At a series of December town hall meetings to explain the committee's recovery, R. Scott Williams, an attorney at Birmingham, Alabama-based Haskell Slaughter Young & Rediker, faced many tales of hardship and loss from retirees.
Retired employees spoke of colleagues who were forced to sell their homes to help pay for lost benefits, or the loss of thousands of dollars in life insurance payments.
"I hate the result," Williams said of the recovery, in a telephone interview. "The company simply wasn't able to meet its promises and obligations," he added. Still, Williams said the retiree committee gave workers a voice in Kodak's bankruptcy process and garnered a recovery that was the best possible result, given the circumstances.
"Retirees took a big hit, there was no question," Arthur Roberts, President of the Kodak Retired Employees Beneficiary Association, said in a telephone interview.

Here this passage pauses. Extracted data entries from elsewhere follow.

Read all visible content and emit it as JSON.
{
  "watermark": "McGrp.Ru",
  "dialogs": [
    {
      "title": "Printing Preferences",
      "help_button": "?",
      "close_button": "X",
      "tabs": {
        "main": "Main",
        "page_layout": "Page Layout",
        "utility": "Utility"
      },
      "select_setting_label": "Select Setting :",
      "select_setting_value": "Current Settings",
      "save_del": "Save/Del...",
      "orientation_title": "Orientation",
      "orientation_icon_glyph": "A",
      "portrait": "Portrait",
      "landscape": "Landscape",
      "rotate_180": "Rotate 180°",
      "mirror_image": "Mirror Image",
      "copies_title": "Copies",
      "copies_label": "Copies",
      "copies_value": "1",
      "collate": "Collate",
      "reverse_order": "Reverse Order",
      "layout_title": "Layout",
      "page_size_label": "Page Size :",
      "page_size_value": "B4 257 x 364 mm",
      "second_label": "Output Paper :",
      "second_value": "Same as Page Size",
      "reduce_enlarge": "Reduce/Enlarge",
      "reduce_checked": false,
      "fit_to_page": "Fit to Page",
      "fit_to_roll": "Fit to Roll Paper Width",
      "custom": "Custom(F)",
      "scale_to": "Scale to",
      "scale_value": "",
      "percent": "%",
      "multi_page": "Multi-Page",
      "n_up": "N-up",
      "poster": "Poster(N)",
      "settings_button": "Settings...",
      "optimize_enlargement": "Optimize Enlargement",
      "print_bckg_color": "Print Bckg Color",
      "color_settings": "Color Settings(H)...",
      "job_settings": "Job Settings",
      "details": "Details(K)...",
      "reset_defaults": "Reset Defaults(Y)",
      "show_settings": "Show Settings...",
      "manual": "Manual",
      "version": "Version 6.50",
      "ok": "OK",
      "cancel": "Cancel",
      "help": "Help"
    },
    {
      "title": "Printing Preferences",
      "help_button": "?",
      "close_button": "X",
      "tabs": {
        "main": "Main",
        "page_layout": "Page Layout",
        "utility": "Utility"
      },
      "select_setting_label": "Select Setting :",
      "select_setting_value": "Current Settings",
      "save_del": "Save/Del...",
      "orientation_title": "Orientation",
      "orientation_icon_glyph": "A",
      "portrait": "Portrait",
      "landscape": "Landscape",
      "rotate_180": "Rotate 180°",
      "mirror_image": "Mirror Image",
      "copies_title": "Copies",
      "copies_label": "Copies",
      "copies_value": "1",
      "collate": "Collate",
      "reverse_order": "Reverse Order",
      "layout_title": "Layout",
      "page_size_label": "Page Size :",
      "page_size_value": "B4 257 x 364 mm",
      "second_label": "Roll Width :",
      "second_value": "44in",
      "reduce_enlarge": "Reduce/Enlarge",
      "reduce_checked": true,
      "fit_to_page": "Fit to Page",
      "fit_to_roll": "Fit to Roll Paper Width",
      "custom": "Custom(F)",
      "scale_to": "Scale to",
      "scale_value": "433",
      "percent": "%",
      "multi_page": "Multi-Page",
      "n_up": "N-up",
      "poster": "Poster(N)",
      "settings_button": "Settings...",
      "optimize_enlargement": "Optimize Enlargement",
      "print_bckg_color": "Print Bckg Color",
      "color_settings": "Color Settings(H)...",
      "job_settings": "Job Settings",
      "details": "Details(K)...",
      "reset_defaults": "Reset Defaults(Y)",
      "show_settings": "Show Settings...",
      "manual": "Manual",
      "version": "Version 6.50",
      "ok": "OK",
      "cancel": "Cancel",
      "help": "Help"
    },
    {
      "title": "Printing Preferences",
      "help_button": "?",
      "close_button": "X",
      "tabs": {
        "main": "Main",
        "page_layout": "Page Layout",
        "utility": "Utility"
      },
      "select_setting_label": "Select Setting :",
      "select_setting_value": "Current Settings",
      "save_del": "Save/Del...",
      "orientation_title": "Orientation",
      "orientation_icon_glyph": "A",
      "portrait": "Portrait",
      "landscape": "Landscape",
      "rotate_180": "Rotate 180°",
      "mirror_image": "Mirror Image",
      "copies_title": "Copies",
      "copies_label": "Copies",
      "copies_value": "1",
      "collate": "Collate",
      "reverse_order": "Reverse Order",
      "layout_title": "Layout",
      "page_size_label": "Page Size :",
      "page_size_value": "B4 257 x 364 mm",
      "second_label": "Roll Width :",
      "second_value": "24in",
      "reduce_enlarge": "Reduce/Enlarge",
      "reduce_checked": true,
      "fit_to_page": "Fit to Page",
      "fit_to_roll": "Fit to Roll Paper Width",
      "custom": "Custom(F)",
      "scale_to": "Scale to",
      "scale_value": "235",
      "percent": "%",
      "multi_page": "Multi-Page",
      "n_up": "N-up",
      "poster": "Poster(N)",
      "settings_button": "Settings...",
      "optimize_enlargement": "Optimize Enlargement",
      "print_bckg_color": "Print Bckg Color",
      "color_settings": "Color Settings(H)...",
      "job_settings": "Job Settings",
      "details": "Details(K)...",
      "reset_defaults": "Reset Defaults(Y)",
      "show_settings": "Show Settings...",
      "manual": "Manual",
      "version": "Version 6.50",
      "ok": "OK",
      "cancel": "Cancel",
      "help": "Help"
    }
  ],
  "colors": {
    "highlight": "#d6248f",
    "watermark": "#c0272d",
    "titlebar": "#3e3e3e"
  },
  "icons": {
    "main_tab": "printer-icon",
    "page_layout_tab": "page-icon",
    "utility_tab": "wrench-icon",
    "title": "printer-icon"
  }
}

Roberts advocated on behalf of pensioners and helped to create the retiree committee. He says that while retirees' recovery of non-pension benefits was small, the expectation in Rochester is that a healthy Kodak will be able to maintain the entirety of over $4 billion in pension commitments.
While Roberts says Kodak's retirees got taken advantage of in bankruptcy given their small recovery compared with note holders, he adds "the general mood is we understand what happened. We are sucking it up and live with it. We want Kodak to be successful."